A recent study published by scientists at Johns Hopkins Medical Institute led by Dr. Pablo Celnik found a better way to improve at a motor task. Rather than repetitive practice sessions of the same task, the study indicates that rehearsing the motor task with minor variations in the task improves your capability to perform the initial task.
The subjects were asked to learn to use an input device to manipulate an on-screen avatar, much like a mouse is used to move a cursor. To minimize any familiarity with the mouse as the input device, the experimenters introduced a novel device for the subjects to use, called a force transducer. This device registers the strength of a pinch, and translates that pressure into movement of a cursor across the screen.
Subjects were split into three groups. All of them were asked to learn to use the force transducer to move a cursor from a "home" position to another location on the screen. The task was to perform this as quickly and as accurately as possible during a training session. All three groups were also asked to perform multiple iterations of this task 24 hours after training. For the control group, these two sessions were all that was required. A separate group received an additional training session 6 hours after the first training. The experimental group received this second training session as well, however, in their session, the task was modified slightly: each iteration within the session had slightly different variables for how the force transducer translated the pinch into cursor movement.
Their results? The group with the modified task training performed the best on the re-evaluation the next day.
In my opinion, this "variation" is actually learning a COMPLETELY NEW task, despite the readout measure, interface, and objective being identical. The concept of pinching to move a cursor is novel, yes - but the most significant aspect that is learned in this task is the mapping of pinch intensity to cursor movement.
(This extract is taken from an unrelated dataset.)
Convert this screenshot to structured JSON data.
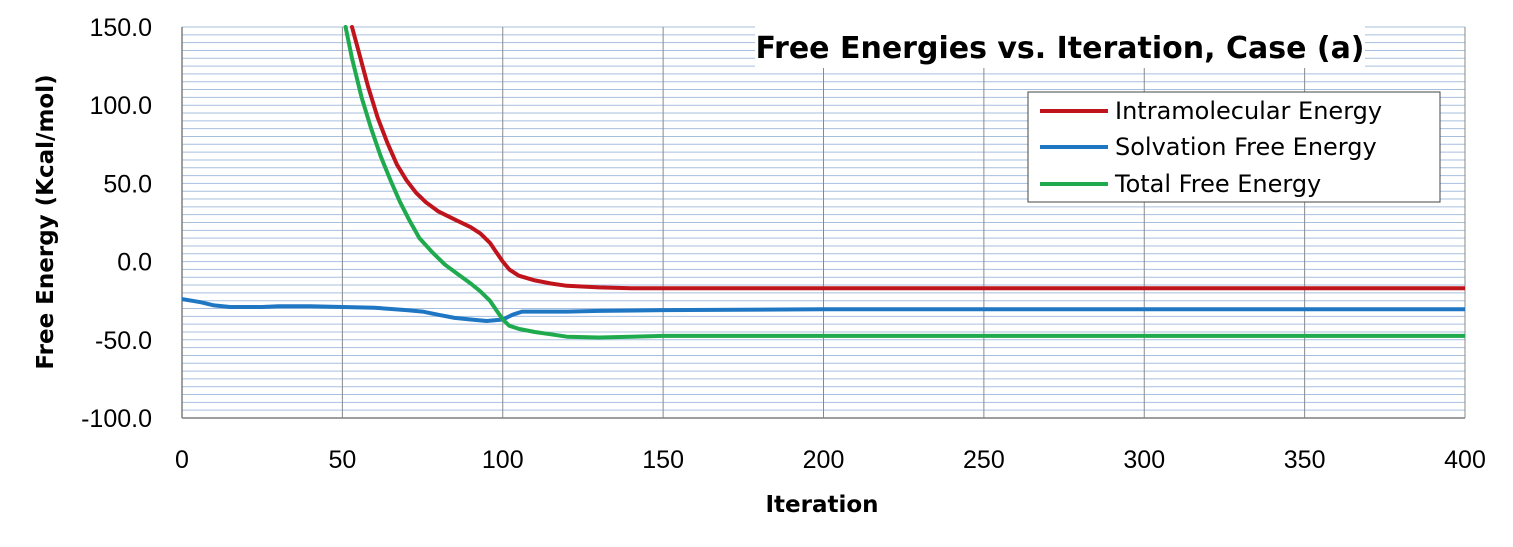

Within the modified task group, they were asked to relearn this correlation on each trial, essentially demanding their brains to constantly learn new associations. It is not just a simple modification on the pinch task, it is repeatedly challenging the brain to become more adaptive over a short period of time (more plastic, in the parlance of neuroscience.) By relearning the same task multiple times, it causes the brain to become better at handling changes and reacting to different environmental variables. Thus, when presented with the initial task again, they are better adapted to deal with the shift to the original mapping configuration.